24 gennaio 2017


Ruminazioni infinite di esperienze finite o vissute male, rimuginii interminabili su quel che può accadere o su ciò che si vorrebbe fare o dire, flash back ossessivi, immagini insistenti su momenti topici in cui si consuma la sofferenza, tristi e disperati rammarichi che diventano cantilene infinite, pensieri e scene mentali sul tema del futuro che non c’è, o che ripete una storia incolore, o che racconta un’ecatombe, improperi su sé stessi per presunte incapacità o fallimenti, pensiero liquido.

Giovanna Fabretti - il caos dentro
Il mondo dei pensieri disturbanti è ricco di modi e si muove in una sola direzione: la negatività.

Spesso sono sorretti da metacognizioni “positive”, cioè che si reggono sull’idea che quella abitudine di pensare in quel dato modo sia utile. Accade con le ruminazioni, i rimuginii, il preoccuparsi. Ci si convince che indugiare col pensiero, continuamente, su eventi trascorsi possa essere utile per capire, rispondere a incessanti domande come “perché l’ho fatto”, “come ho potuto farlo”, “perché proprio a me”, “se non avessi…”, “se avessi…”. Si pensa che insistere nel pensare a ciò che accadrà, facendo interminabili previsioni, possa essere risolutivo dei problemi. Si ritiene che preoccuparsi è segno di responsabilità e che, pertanto, bisogna sempre essere preoccupati.
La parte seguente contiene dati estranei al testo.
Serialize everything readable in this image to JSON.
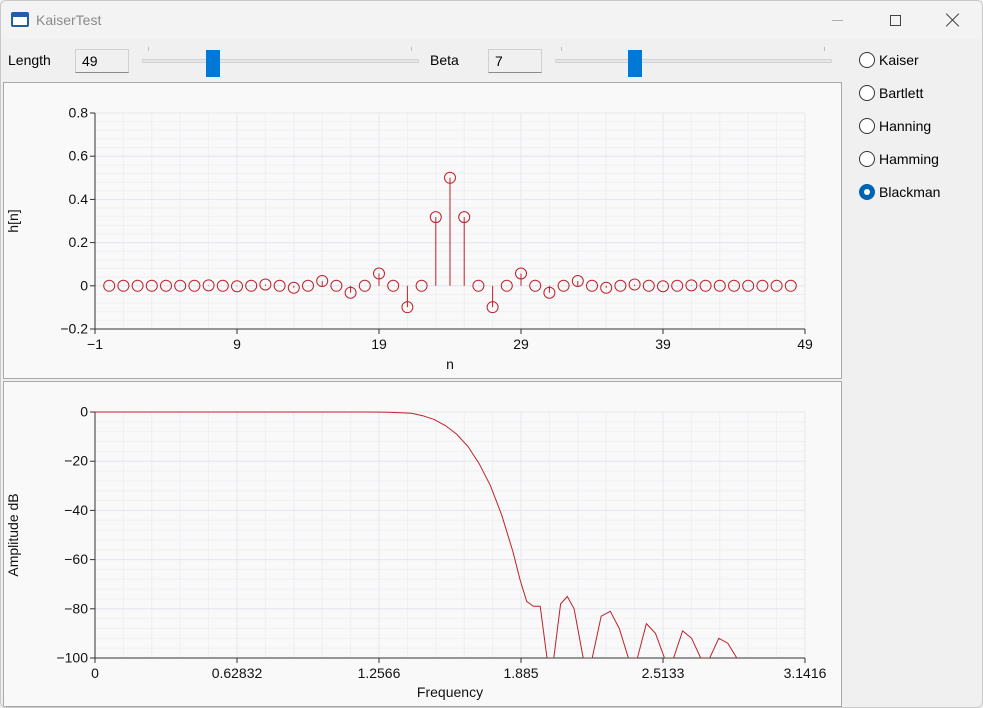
{
  "window": {
    "title": "KaiserTest"
  },
  "controls": {
    "length_label": "Length",
    "length_value": "49",
    "length_slider": {
      "min": 0,
      "max": 200,
      "value": 49
    },
    "beta_label": "Beta",
    "beta_value": "7",
    "beta_slider": {
      "min": 0,
      "max": 25,
      "value": 7
    }
  },
  "window_types": [
    {
      "label": "Kaiser",
      "selected": false
    },
    {
      "label": "Bartlett",
      "selected": false
    },
    {
      "label": "Hanning",
      "selected": false
    },
    {
      "label": "Hamming",
      "selected": false
    },
    {
      "label": "Blackman",
      "selected": true
    }
  ],
  "colors": {
    "accent": "#0078d7",
    "series": "#c0202a",
    "grid": "#e3e6ec",
    "panel": "#f9f9f9"
  },
  "chart_data": [
    {
      "type": "stem",
      "xlabel": "n",
      "ylabel": "h[n]",
      "xlim": [
        -1,
        49
      ],
      "ylim": [
        -0.2,
        0.8
      ],
      "xticks": [
        -1,
        9,
        19,
        29,
        39,
        49
      ],
      "xtick_labels": [
        "−1",
        "9",
        "19",
        "29",
        "39",
        "49"
      ],
      "yticks": [
        0.8,
        0.6,
        0.4,
        0.2,
        0,
        -0.2
      ],
      "ytick_labels": [
        "0.8",
        "0.6",
        "0.4",
        "0.2",
        "0",
        "−0.2"
      ],
      "grid": true,
      "x": [
        0,
        1,
        2,
        3,
        4,
        5,
        6,
        7,
        8,
        9,
        10,
        11,
        12,
        13,
        14,
        15,
        16,
        17,
        18,
        19,
        20,
        21,
        22,
        23,
        24,
        25,
        26,
        27,
        28,
        29,
        30,
        31,
        32,
        33,
        34,
        35,
        36,
        37,
        38,
        39,
        40,
        41,
        42,
        43,
        44,
        45,
        46,
        47,
        48
      ],
      "values": [
        0,
        0,
        0,
        0,
        0,
        0,
        0,
        0.002,
        0,
        -0.002,
        0,
        0.006,
        0,
        -0.009,
        0,
        0.022,
        0,
        -0.032,
        0,
        0.057,
        0,
        -0.099,
        0,
        0.318,
        0.5,
        0.318,
        0,
        -0.099,
        0,
        0.057,
        0,
        -0.032,
        0,
        0.022,
        0,
        -0.009,
        0,
        0.006,
        0,
        -0.002,
        0,
        0.002,
        0,
        0,
        0,
        0,
        0,
        0,
        0
      ]
    },
    {
      "type": "line",
      "xlabel": "Frequency",
      "ylabel": "Amplitude dB",
      "xlim": [
        0,
        3.1416
      ],
      "ylim": [
        -100,
        0
      ],
      "xticks": [
        0,
        0.62832,
        1.2566,
        1.885,
        2.5133,
        3.1416
      ],
      "xtick_labels": [
        "0",
        "0.62832",
        "1.2566",
        "1.885",
        "2.5133",
        "3.1416"
      ],
      "yticks": [
        0,
        -20,
        -40,
        -60,
        -80,
        -100
      ],
      "ytick_labels": [
        "0",
        "−20",
        "−40",
        "−60",
        "−80",
        "−100"
      ],
      "grid": true,
      "x": [
        0,
        0.2,
        0.4,
        0.6,
        0.8,
        1.0,
        1.2,
        1.3,
        1.4,
        1.45,
        1.5,
        1.55,
        1.6,
        1.65,
        1.7,
        1.75,
        1.8,
        1.85,
        1.88,
        1.91,
        1.94,
        1.97,
        2.0,
        2.03,
        2.06,
        2.09,
        2.12,
        2.16,
        2.2,
        2.24,
        2.28,
        2.32,
        2.36,
        2.4,
        2.44,
        2.48,
        2.52,
        2.56,
        2.6,
        2.64,
        2.68,
        2.72,
        2.76,
        2.8,
        2.84
      ],
      "values": [
        0,
        0,
        0,
        0,
        0,
        0,
        0,
        -0.1,
        -0.5,
        -1.5,
        -3,
        -5.5,
        -9,
        -14,
        -21,
        -30,
        -42,
        -57,
        -68,
        -77,
        -79,
        -79,
        -100,
        -100,
        -78,
        -75,
        -80,
        -100,
        -100,
        -83,
        -81,
        -88,
        -100,
        -100,
        -86,
        -90,
        -100,
        -100,
        -89,
        -92,
        -100,
        -100,
        -92,
        -94,
        -100
      ]
    }
  ]
}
Queste metacognizioni positive (ma che di positivo hanno solo il paradosso) innescano, e favoriscono, il radicamento, e persino l’automaticità, delle abitudini al rimuginìo, alla ruminazione e alla preoccupazione. Ciò implica che tali consuetudini fanno sì che questi stili mentali di approccio alle questioni diventano pervasive, intrusive e prolungati nel tempo.

Paradossalmente, anche le metacognizioni “negative”, ossia che sviluppano l’idea della negatività di tali abitudini, finiscono col favorire il persistere del loro manifestarsi. 

Con le metacognizioni negative ci si dispera sul fatto che non si riesce a smettere. Che si diventa schiavi delle attività di ruminazione, rimuginìo e preoccupazione. L’ansioso sociale o il depresso non riesce a liberarsi dell’incedere dei pensieri negativi che insistono nella propria mente. Comanda a sé stesso di non pensarli, prova a distrarsi; ma ogni tentativo di repressione rende più intrusivi i pensieri che si vuol cacciare via. In questo la metacognizione negativa si trasforma in un altro motivo di disperazione.

Non sempre gli ansiosi sociali, i depressi, sono coscienti delle proprie metacognizioni. Essi sono come attratti dai loro pensieri disturbanti e vi indugiano in modo automatico, come se la loro mente fosse rapita letteralmente. Semplicemente entrano in tale modalità operativa del pensare e vi vengono risucchiati.

In alcuni casi le attività della ruminazione, del rimuginìo, del pensiero liquido (dispersione del pensiero) sono quasi ricercate come se fossero fonte di piacere.

Tuttavia, i pensieri disturbanti non sono tali perché favoriti dalle metacognizioni: lo sono perché raccontano di scenari, di eventi, si comportamenti, di qualità personali, tutte sempre, e soltanto, in chiave negativa.

I pensieri disturbanti esaltano le cognizioni disfunzionali sul sé (credenze di base), semplicemente perché ne confermano la validità e le rafforzano; guardando al sé negativo abbattono l’autostima; valutando scarse le proprie possibilità innescano l’inibizione ansiogena, inducono ai comportamenti evitanti, al ritiro sociale; nel tirare le somme sulla propria storia, incentrata solo su insuccessi non contestualizzati, inducono a considerare sé stessi come difettosi per costituzione.


Quando si è prigionieri dei pensieri disturbanti, questi creano un humus, una coltura di stati emotivi di sofferenza entro cui matura il permanere del vivere e del pensare in modalità negativa che si riflette anche nelle riflessioni sul futuro personale.